One theory (eg: Rosenthal, Sack, Gillin, et al., 1984) suggests
that the key variable is available light: less light (typical in
fall and winter) leads to depression, possibly through some
interaction with the visual system and its accompanying
neurophysiology. This has led some psychologists to investigate
the therapeutic effects of exposure to bright light (natural and
artificial), and there seem to be promising results (eg: Rosenthal,
et al., 1984).
V. Genetic factors
A consistent finding is that the incidence of depression and the
other Mood Disorders is higher in individuals who have relatives with
Mood Disorders (and other psychological problems) than for people who
are not related to someone with a Mood Disorder (or other problem) (eg:
Weissman, et al., 1984). Problem: is this due to genes or to one's
upbringing? To answer this, investigations of identical (monozygotic)

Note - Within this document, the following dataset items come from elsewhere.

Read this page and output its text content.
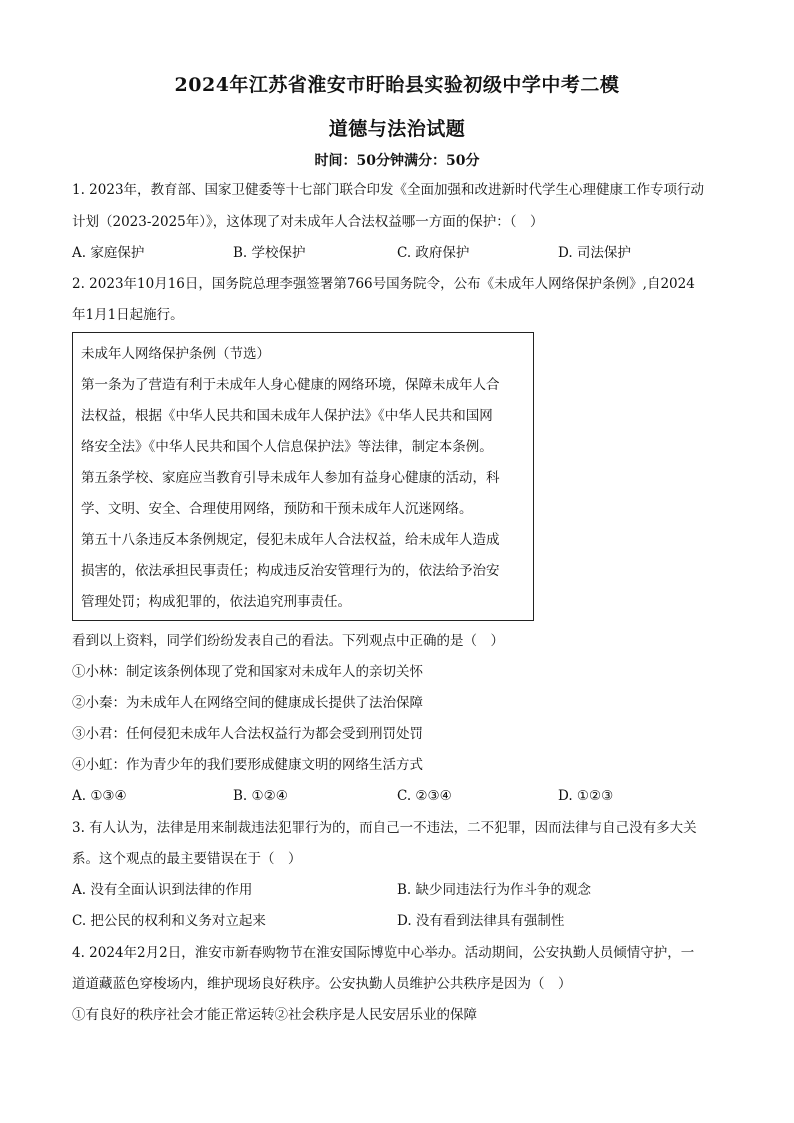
2024年江苏省淮安市盱眙县实验初级中学中考二模
道德与法治试题
时间：50分钟满分：50分
1. 2023年，教育部、国家卫健委等十七部门联合印发《全面加强和改进新时代学生心理健康工作专项行动
计划（2023-2025年）》，这体现了对未成年人合法权益哪一方面的保护：（　）
A. 家庭保护	B. 学校保护	C. 政府保护	D. 司法保护
2. 2023年10月16日，国务院总理李强签署第766号国务院令，公布《未成年人网络保护条例》,自2024
年1月1日起施行。
未成年人网络保护条例（节选）
第一条为了营造有利于未成年人身心健康的网络环境，保障未成年人合
法权益，根据《中华人民共和国未成年人保护法》《中华人民共和国网
络安全法》《中华人民共和国个人信息保护法》等法律，制定本条例。
第五条学校、家庭应当教育引导未成年人参加有益身心健康的活动，科
学、文明、安全、合理使用网络，预防和干预未成年人沉迷网络。
第五十八条违反本条例规定，侵犯未成年人合法权益，给未成年人造成
损害的，依法承担民事责任；构成违反治安管理行为的，依法给予治安
管理处罚；构成犯罪的，依法追究刑事责任。
看到以上资料，同学们纷纷发表自己的看法。下列观点中正确的是（　）
①小林：制定该条例体现了党和国家对未成年人的亲切关怀
②小秦：为未成年人在网络空间的健康成长提供了法治保障
③小君：任何侵犯未成年人合法权益行为都会受到刑罚处罚
④小虹：作为青少年的我们要形成健康文明的网络生活方式
A. ①③④	B. ①②④	C. ②③④	D. ①②③
3. 有人认为，法律是用来制裁违法犯罪行为的，而自己一不违法，二不犯罪，因而法律与自己没有多大关
系。这个观点的最主要错误在于（　）
A. 没有全面认识到法律的作用	B. 缺少同违法行为作斗争的观念
C. 把公民的权利和义务对立起来	D. 没有看到法律具有强制性
4. 2024年2月2日，淮安市新春购物节在淮安国际博览中心举办。活动期间，公安执勤人员倾情守护，一
道道藏蓝色穿梭场内，维护现场良好秩序。公安执勤人员维护公共秩序是因为（　）
①有良好的秩序社会才能正常运转②社会秩序是人民安居乐业的保障
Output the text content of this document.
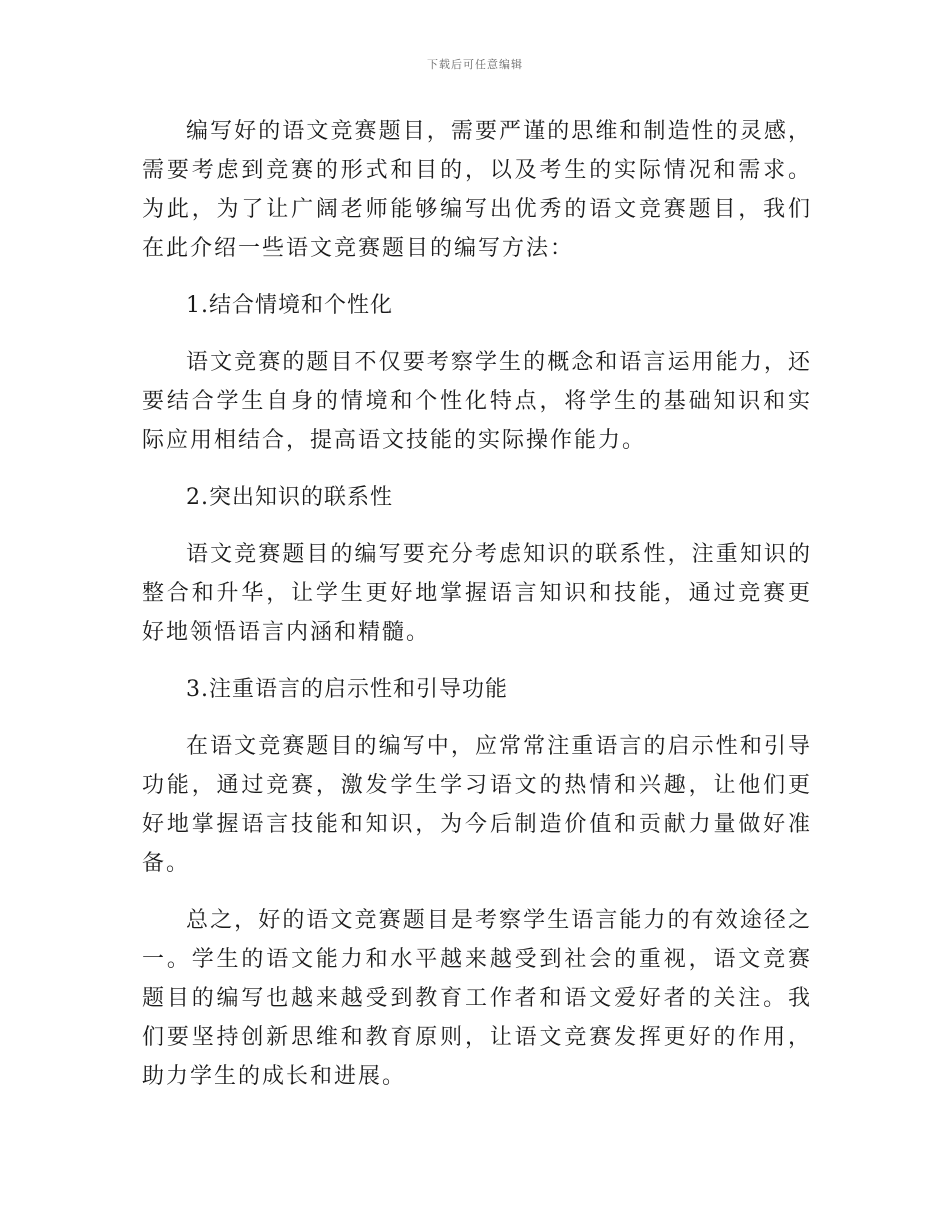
下载后可任意编辑

编写好的语文竞赛题目，需要严谨的思维和制造性的灵感，需要考虑到竞赛的形式和目的，以及考生的实际情况和需求。为此，为了让广阔老师能够编写出优秀的语文竞赛题目，我们在此介绍一些语文竞赛题目的编写方法：

1.结合情境和个性化

语文竞赛的题目不仅要考察学生的概念和语言运用能力，还要结合学生自身的情境和个性化特点，将学生的基础知识和实际应用相结合，提高语文技能的实际操作能力。

2.突出知识的联系性

语文竞赛题目的编写要充分考虑知识的联系性，注重知识的整合和升华，让学生更好地掌握语言知识和技能，通过竞赛更好地领悟语言内涵和精髓。

3.注重语言的启示性和引导功能

在语文竞赛题目的编写中，应常常注重语言的启示性和引导功能，通过竞赛，激发学生学习语文的热情和兴趣，让他们更好地掌握语言技能和知识，为今后制造价值和贡献力量做好准备。

总之，好的语文竞赛题目是考察学生语言能力的有效途径之一。学生的语文能力和水平越来越受到社会的重视，语文竞赛题目的编写也越来越受到教育工作者和语文爱好者的关注。我们要坚持创新思维和教育原则，让语文竞赛发挥更好的作用，助力学生的成长和进展。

twins (ie: identical genetic makeup) and fraternal (dizygotic) twins
(ie: dissimilar genetic makeup) have been conducted. If there is in
fact a genetic factor, then a twin with a depressed identical twin
should be more likely to have the disorder than a twin with a depressed
fraternal twin, even if the twins were reared in separate environments
(through adoption or other separation). Thus genes and environment can
be controlled for in these studies. Results typically have shown a
genetic component:
For example (Nurnberger & Gershon, 1984):
65% of identical twins have a twin with a Mood Disorder
14% of fraternal twins " " " " " " "
A fascinating but much debated recent study (Egeland, Gerhard, Pauls, et
al., 1987) has claimed to have actually identified the specific gene
responsible for a Bipolar Disorder predisposition, located on the tip of
the short arm of chromosome 11. These researchers went to a small Amish
community in southern Pennsylvania. This community had detailed
genealogical records that indicated that all of the 12,000 members were
descended from the same 30 persons who emigrated from Europe in the
early 18th century. It was found that everyone currently with a Mood
Disorder had relatives going back several generations who also had the
same disorder. Those who had committed suicide were traced back to just
four families. Through rather complex procedures, the researchers were
able to locate a place on chromosome 11 that was abnormal in those
individuals with Mood Disorders. A major question, however, about
research on such an unusual sample is its generalizability to the rest
of Mood Disorder.
VI. Conclusions
So, where are we left? We have reviewed some psycho-social
factors and some biological and genetic factors that may be involved in
the etiology of the Mood Disorders. There is a growing body of
literature comparing biological/genetic theories with psycho-social
theories. To sum up all these studies in one sentence, we would have to
say something like: "Both approaches appear to be important in
understanding the etiology of the Mood Disorders" (McNeal & Cimbolic,
1986). Biology and heredity seem to "set us up" for certain disorders,
but psycho-social input is necessary for the program to run. Indeed,
cognitive processes can play an important role in guiding and moderating
the physiological processes that ensue in a Mood Disorder (™hman, 1987).
However, it's equally plausable that psycho-social factors "set us up",
and it is our biology that provides the mechanism to run the program.
It is not at all clear in which direction the arrows point.